2. Context value from `source` or `sources`.
3. Contract `default`.
4. Missing.
Manual document values win over context. If both exist and differ, Markitect
emits `runtime.field.conflict` as a warning by default. A field can set
`conflict: error` to make that stricter. Multiple context sources with distinct
values produce `runtime.field.ambiguous`.
`mkt contract check` uses runtime evaluation only when `--context` is supplied:
```text
mkt contract check document.md --contract contract.md --context context.yaml
```
`mkt contract form-state` always emits the UI-neutral runtime view:
```text
mkt contract form-state document.md --contract contract.md --context context.yaml
```
## Form State
Form state is not a UI framework. It is a stable contract that future UIs,
agents, generators, and workflow steps can render:
- field id
- value
- origin: `manual`, `prefilled`, `defaulted`, `calculated`, or `missing`
- required/optional
- visible/hidden
- enabled/disabled
- allowed values
- diagnostics
- metadata
Hidden fields are not required unless a future adapter explicitly asks for
hidden validation. This matches practical form behavior and avoids punishing
authors for data that the current context made irrelevant.
## Dynamic Rules
Rules are deterministic YAML. They use a deliberately small condition language:
```yaml
rules:
- id: postal-address-for-print
if:
path: fields.delivery_channel.value
equals: print
then:
required: [postal_address]
visible:
postal_address: true
else:
hidden: [postal_address]
```
Supported condition operators:
- `exists`
- `equals` / `eq`
- `not_equals`
- `in`
- `contains`
- `matches`
- `gt`, `gte`, `lt`, `lte`
- `all`, `any`, `not`
Supported actions:
- `required` / `optional`
- `visible` / `hidden`
- `enabled` / `disabled`
- `allowed_values`
- `set`
- `assert`
- `sections`
Calculated values can reference runtime paths:
```yaml
then:
set:
contact_label: "${fields.sender_name.value} <${context.sender.email}>"
```
Context assertions use the same condition vocabulary:
```yaml
assert:
path: context.sender.email
matches: "@example\\.com$"
message: Sender email must come from example.com.
severity: warning
```
Dynamic section rules are intentionally narrow. They can require, recommend,
discourage, or forbid section specs already declared in the contract.
## Assessment Protocol
Rubrics remain provider-neutral contract declarations:
```yaml
rubrics:
- id: tone-fit
scope: section.body
criteria: The body should match the recipient relationship.
threshold: 0.75
```
Core Markitect turns rubrics into `AssessmentRequest` objects and normalizes
adapter results into `AssessmentResult` and diagnostics. It does not call an LLM
provider directly. The cache key includes contract id, rule id, scope, text,
criteria, context, structured inputs, threshold, provider, model, and metadata.
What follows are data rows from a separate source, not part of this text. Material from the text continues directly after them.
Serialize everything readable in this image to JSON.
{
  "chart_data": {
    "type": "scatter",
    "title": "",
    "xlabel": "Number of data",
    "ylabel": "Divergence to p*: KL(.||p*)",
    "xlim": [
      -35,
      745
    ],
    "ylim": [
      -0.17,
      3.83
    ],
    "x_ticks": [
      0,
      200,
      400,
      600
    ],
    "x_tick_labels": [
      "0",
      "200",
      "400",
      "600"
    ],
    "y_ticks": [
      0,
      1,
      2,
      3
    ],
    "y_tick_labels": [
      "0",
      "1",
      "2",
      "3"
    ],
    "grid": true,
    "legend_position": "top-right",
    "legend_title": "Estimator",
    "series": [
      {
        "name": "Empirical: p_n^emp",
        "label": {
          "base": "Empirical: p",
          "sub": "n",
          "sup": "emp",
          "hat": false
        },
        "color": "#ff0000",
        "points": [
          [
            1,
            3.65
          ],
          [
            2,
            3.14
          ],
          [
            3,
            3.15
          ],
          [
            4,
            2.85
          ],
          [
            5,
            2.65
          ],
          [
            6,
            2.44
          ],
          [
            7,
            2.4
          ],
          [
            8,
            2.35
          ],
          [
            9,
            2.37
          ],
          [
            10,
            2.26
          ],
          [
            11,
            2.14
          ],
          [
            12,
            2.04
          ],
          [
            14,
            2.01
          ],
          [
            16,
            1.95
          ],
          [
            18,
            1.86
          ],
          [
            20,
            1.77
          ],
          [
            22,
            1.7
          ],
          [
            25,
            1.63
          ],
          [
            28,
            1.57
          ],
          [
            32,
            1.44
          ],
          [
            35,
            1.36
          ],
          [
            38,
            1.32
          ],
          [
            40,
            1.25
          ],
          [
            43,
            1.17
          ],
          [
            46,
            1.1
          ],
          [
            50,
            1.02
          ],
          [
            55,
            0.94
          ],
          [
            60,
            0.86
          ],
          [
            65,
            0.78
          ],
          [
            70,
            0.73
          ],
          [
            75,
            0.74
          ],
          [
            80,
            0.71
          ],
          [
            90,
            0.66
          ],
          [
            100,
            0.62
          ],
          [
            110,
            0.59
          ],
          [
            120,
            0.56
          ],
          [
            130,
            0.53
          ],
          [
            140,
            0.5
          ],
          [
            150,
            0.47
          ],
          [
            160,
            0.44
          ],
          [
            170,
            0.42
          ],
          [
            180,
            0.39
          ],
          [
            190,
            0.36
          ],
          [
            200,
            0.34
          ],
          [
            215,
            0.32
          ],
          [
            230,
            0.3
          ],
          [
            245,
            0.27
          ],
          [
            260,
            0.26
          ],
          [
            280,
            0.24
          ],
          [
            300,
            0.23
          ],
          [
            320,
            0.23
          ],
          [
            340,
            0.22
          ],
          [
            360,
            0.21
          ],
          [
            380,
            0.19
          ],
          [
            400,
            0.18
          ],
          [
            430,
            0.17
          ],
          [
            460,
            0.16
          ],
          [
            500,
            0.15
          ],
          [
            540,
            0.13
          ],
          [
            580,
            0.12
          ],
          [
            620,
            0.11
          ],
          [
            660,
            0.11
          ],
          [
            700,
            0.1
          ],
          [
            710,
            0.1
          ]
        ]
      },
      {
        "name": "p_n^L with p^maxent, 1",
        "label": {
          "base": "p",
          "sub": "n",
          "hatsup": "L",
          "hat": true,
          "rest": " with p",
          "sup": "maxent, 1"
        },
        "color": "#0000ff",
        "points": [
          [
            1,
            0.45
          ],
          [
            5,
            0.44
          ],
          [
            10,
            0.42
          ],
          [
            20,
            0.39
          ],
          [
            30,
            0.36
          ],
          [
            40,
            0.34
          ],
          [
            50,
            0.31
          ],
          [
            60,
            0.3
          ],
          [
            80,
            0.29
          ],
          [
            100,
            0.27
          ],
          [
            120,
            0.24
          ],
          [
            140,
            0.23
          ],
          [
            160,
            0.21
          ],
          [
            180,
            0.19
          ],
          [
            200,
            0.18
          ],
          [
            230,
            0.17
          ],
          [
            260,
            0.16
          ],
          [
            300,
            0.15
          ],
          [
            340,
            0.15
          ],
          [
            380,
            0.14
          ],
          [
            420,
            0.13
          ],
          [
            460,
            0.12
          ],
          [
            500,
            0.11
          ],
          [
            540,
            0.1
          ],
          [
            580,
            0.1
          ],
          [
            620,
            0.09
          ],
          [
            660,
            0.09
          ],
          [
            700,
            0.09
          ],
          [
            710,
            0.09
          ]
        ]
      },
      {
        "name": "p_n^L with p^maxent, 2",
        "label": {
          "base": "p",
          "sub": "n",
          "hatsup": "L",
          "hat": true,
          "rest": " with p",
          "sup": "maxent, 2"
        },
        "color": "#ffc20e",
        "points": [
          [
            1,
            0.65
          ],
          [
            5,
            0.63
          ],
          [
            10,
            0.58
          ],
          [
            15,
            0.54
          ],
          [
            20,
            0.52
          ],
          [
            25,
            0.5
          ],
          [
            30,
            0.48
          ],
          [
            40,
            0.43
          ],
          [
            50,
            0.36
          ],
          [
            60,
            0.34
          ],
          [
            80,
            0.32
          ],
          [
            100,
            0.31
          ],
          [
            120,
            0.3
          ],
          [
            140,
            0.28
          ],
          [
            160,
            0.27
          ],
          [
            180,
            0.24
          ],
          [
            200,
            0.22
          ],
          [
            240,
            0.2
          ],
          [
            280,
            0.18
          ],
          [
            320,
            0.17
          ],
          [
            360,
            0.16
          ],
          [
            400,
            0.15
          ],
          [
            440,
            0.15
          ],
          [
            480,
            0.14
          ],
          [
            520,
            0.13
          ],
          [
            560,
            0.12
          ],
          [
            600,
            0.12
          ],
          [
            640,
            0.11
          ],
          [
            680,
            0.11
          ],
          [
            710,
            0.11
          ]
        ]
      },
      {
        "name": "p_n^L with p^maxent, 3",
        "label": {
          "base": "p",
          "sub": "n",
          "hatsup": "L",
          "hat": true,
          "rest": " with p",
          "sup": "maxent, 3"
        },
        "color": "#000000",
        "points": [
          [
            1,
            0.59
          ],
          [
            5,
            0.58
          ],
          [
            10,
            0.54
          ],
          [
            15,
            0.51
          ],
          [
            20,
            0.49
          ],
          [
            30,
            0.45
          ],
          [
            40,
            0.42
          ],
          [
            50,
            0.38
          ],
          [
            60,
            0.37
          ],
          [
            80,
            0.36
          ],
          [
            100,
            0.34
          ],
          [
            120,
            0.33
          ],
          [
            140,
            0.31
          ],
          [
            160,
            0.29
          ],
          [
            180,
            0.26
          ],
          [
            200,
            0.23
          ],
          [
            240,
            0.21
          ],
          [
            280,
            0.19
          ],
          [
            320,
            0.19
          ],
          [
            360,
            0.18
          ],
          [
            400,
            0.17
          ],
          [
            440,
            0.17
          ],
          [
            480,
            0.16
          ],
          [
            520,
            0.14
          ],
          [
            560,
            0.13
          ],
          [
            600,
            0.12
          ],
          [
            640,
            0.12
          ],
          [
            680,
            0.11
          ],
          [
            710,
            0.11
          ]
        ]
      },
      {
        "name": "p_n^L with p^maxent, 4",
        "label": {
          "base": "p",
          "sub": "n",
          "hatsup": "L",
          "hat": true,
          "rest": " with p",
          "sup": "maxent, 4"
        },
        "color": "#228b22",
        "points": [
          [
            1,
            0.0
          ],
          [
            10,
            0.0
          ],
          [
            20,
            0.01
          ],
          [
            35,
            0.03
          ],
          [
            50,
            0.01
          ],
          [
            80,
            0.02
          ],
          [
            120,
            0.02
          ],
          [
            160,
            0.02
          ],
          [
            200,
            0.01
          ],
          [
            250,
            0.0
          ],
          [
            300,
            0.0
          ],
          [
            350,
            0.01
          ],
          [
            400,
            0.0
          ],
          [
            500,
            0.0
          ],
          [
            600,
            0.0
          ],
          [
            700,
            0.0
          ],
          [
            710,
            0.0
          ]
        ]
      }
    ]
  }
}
Adapters can be injected from workflows, applications, or tests. A transparent
in-memory cache exists for tests and short runs; persistent storage remains a
backend concern.
## Workflow Integration
Workflow `contract_check` steps accept `context`:
```yaml
steps:
- id: check-letter
kind: contract_check
document: letter.md
contract: letter.contract.md
context: letter.context.yaml
```
Workflow `form_state` steps expose the runtime state as a step result:
```yaml
steps:
- id: form
kind: form_state
document: letter.md
contract: letter.contract.md
context: letter.context.yaml
```
This keeps workflow orchestration separate from the runtime engine. The runtime
engine answers "what does this contract imply in this context"; the workflow
engine decides when to run it and where to send the output.